14 Son günlerde halkının başına neler geleceğini sana açıklamak için geldim şimdi, çünkü bu görüm gelecekle ilgilidir.”
Veni autem ut docerem te quæ ventura sunt populo tuo in novissimis diebus, quoniam adhuc visio in dies.
15 O bunları söyleyince, suskun suskun yere baktım.
Cumque loqueretur mihi huiuscemodi verbis, deieci vultum meum ad terram, et tacui.
16 Derken insanoğluna benzeyen biri dudaklarıma dokundu. Ben de ağzımı açıp konuşmaya başladım. Karşımda durana, “Ey efendim, bu görüm yüzünden acı çekiyorum, kendimi toparlayamıyorum” dedim,
Et ecce quasi similitudo filii hominis tetigit labia mea: et aperiens os meum locutus sum, et dixi ad eum, qui stabat contra me: Domine mi, in visione tua dissolutæ sunt compages meæ, et nihil in me remansit virium.
17 “Ben kulun nasıl seninle konuşayım? Gücüm tükendi, soluğum kesildi.”
Et quomodo poterit servus Domini mei loqui cum Domino meo? nihil enim in me remansit virium, sed et halitus meus intercluditur.
18 İnsana benzeyen varlık yine dokunup beni güçlendirdi.
Rursum ergo tetigit me quasi visio hominis, et confortavit me,
19 “Ey çok sevilen adam, korkma!” dedi, “Esenlik olsun sana! Güçlü ol! Evet, güçlü ol!” O benimle konuşunca güçlendim. “Konuşmanı sürdür, efendim, çünkü bana güç verdin” dedim.
et dixit: Noli timere vir desideriorum: pax tibi: confortare, et esto robustus. Cumque loqueretur mecum, convalui, et dixi: Loquere Domine mi, quia confortasti me.
20 Bunun üzerine, “Sana neden geldiğimi biliyor musun?” dedi, “Çok yakında dönüp Pers önderiyle savaşacağım. Ben gidince Grek önderi gelecek.
Et ait: Numquid scis quare venerim ad te? et nunc revertar ut prælier adversum principem Persarum. cum ego egrederer, apparuit princeps Græcorum veniens.

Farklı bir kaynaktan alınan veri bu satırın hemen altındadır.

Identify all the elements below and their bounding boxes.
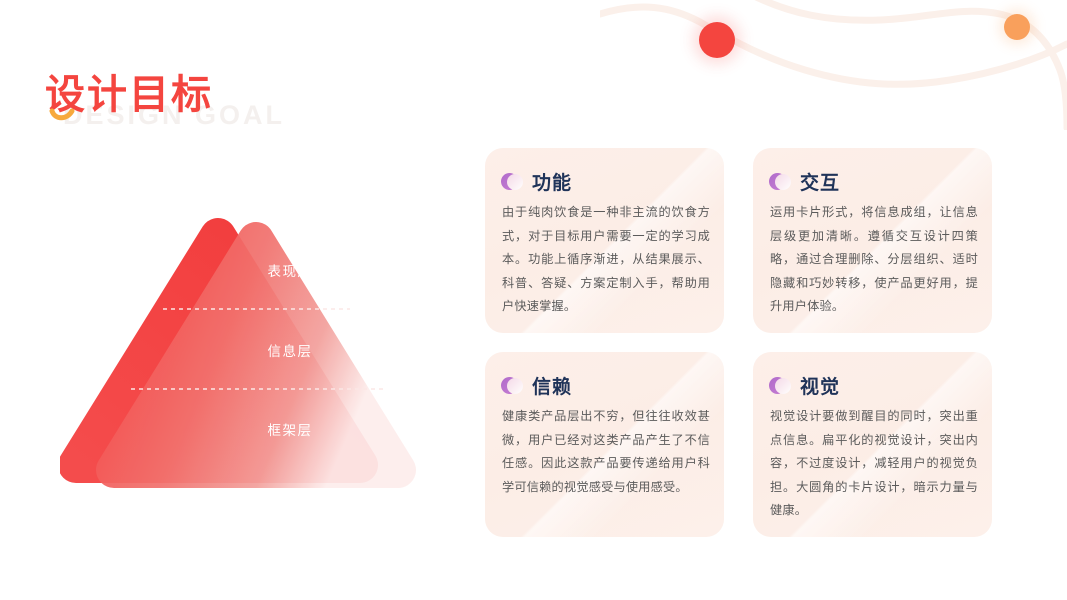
pyramid-layer-label-1: 信息层 (210, 340, 370, 360)
card-body-text: 视觉设计要做到醒目的同时，突出重点信息。扁平化的视觉设计，突出内容，不过度设计，… (770, 405, 978, 523)
decorative-dot-orange (1004, 14, 1030, 40)
card-body-text: 健康类产品层出不穷，但往往收效甚微，用户已经对这类产品产生了不信任感。因此这款产… (502, 405, 710, 499)
card-body-text: 运用卡片形式，将信息成组，让信息层级更加清晰。遵循交互设计四策略，通过合理删除、… (770, 201, 978, 319)
pyramid-layer-label-2: 框架层 (210, 419, 370, 439)
card-title: 功能 (532, 168, 572, 195)
card-title: 交互 (800, 168, 840, 195)
card-header: 交互 (769, 168, 840, 195)
pyramid-diagram: 表现层 信息层 框架层 (60, 180, 470, 490)
info-card-trust[interactable]: 信赖 健康类产品层出不穷，但往往收效甚微，用户已经对这类产品产生了不信任感。因此… (485, 352, 724, 537)
info-card-visual[interactable]: 视觉 视觉设计要做到醒目的同时，突出重点信息。扁平化的视觉设计，突出内容，不过度… (753, 352, 992, 537)
pyramid-layer-label-0: 表现层 (210, 260, 370, 280)
decorative-waves (600, 0, 1067, 130)
info-card-function[interactable]: 功能 由于纯肉饮食是一种非主流的饮食方式，对于目标用户需要一定的学习成本。功能上… (485, 148, 724, 333)
card-header: 信赖 (501, 372, 572, 399)
card-header: 功能 (501, 168, 572, 195)
decorative-dot-red (699, 22, 735, 58)
two-circles-icon (769, 377, 791, 395)
slide-canvas: DESIGN GOAL 设计目标 (0, 0, 1067, 600)
page-title: DESIGN GOAL 设计目标 (45, 62, 465, 132)
card-header: 视觉 (769, 372, 840, 399)
two-circles-icon (501, 173, 523, 191)
card-body-text: 由于纯肉饮食是一种非主流的饮食方式，对于目标用户需要一定的学习成本。功能上循序渐… (502, 201, 710, 319)
info-card-interaction[interactable]: 交互 运用卡片形式，将信息成组，让信息层级更加清晰。遵循交互设计四策略，通过合理… (753, 148, 992, 333)
two-circles-icon (501, 377, 523, 395)
two-circles-icon (769, 173, 791, 191)
card-title: 信赖 (532, 372, 572, 399)
smile-arc-icon (49, 108, 77, 124)
card-title: 视觉 (800, 372, 840, 399)
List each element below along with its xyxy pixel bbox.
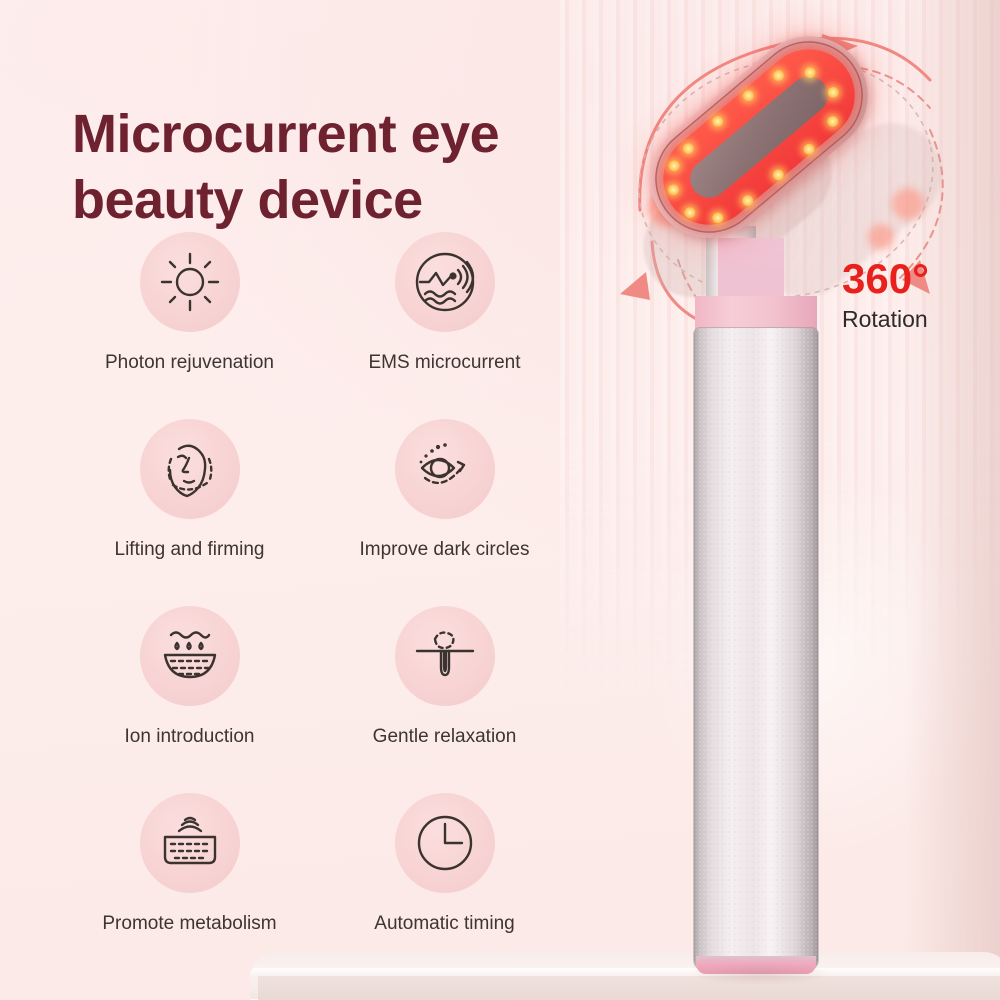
- ghost-led-glow: [892, 188, 924, 220]
- led-dot: [681, 141, 696, 156]
- feature-label: Lifting and firming: [115, 539, 265, 561]
- feature-row-2: Lifting and firming: [62, 419, 572, 606]
- feature-label: Promote metabolism: [102, 913, 276, 935]
- led-dot: [710, 114, 725, 129]
- feature-item-ems-microcurrent: EMS microcurrent: [317, 232, 572, 419]
- feature-label: Photon rejuvenation: [105, 352, 274, 374]
- led-dot: [666, 182, 681, 197]
- feature-item-photon-rejuvenation: Photon rejuvenation: [62, 232, 317, 419]
- rotation-caption: Rotation: [842, 306, 992, 333]
- led-dot: [771, 68, 786, 83]
- ems-wave-icon: [412, 249, 478, 315]
- water-droplets-icon: [157, 627, 223, 685]
- rotation-badge: 360° Rotation: [842, 258, 992, 333]
- feature-icon-disc: [395, 793, 495, 893]
- feature-row-4: Promote metabolism Automatic timing: [62, 793, 572, 980]
- feature-label: Ion introduction: [125, 726, 255, 748]
- feature-list: Photon rejuvenation EMS microcurr: [62, 232, 572, 980]
- led-dot: [666, 158, 681, 173]
- feature-item-lifting-and-firming: Lifting and firming: [62, 419, 317, 606]
- feature-item-gentle-relaxation: Gentle relaxation: [317, 606, 572, 793]
- sun-icon: [159, 251, 221, 313]
- page-title-line-2: beauty device: [72, 168, 632, 234]
- feature-item-automatic-timing: Automatic timing: [317, 793, 572, 980]
- feature-row-3: Ion introduction Gentle relaxation: [62, 606, 572, 793]
- clock-icon: [414, 812, 476, 874]
- feature-label: Automatic timing: [374, 913, 514, 935]
- feature-label: Improve dark circles: [360, 539, 530, 561]
- feature-label: Gentle relaxation: [373, 726, 517, 748]
- ghost-led-glow: [868, 224, 894, 250]
- face-profile-icon: [159, 437, 221, 501]
- led-dot: [682, 205, 697, 220]
- feature-icon-disc: [395, 232, 495, 332]
- feature-icon-disc: [395, 606, 495, 706]
- led-dot: [741, 88, 756, 103]
- device-handle: [694, 328, 818, 970]
- page-title-line-1: Microcurrent eye: [72, 104, 499, 164]
- feature-item-ion-introduction: Ion introduction: [62, 606, 317, 793]
- feature-icon-disc: [140, 419, 240, 519]
- page-title: Microcurrent eye beauty device: [72, 102, 632, 234]
- feature-item-promote-metabolism: Promote metabolism: [62, 793, 317, 980]
- product-device: 360° Rotation: [600, 10, 1000, 990]
- feature-icon-disc: [140, 232, 240, 332]
- feature-label: EMS microcurrent: [368, 352, 520, 374]
- rotation-value: 360°: [842, 258, 992, 300]
- led-dot: [825, 114, 840, 129]
- feature-item-improve-dark-circles: Improve dark circles: [317, 419, 572, 606]
- feature-icon-disc: [140, 793, 240, 893]
- feature-icon-disc: [140, 606, 240, 706]
- product-marketing-image: Microcurrent eye beauty device: [0, 0, 1000, 1000]
- feature-icon-disc: [395, 419, 495, 519]
- eye-icon: [412, 440, 478, 498]
- hair-follicle-icon: [413, 625, 477, 687]
- feature-row-1: Photon rejuvenation EMS microcurr: [62, 232, 572, 419]
- skin-layers-icon: [157, 813, 223, 873]
- device-drop-shadow: [660, 962, 860, 988]
- handle-texture: [694, 328, 818, 970]
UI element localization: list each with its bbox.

21 Ama önce Gerçek Kitap'ta neler yazıldığını sana bildireceğim. Onlara karşı önderiniz Mikail dışında bana yardım eden kimse yok.
Verumtamen annuntiabo tibi quod expressum est in scriptura veritatis: et nemo est adiutor meus in omnibus his, nisi Michael princeps vester.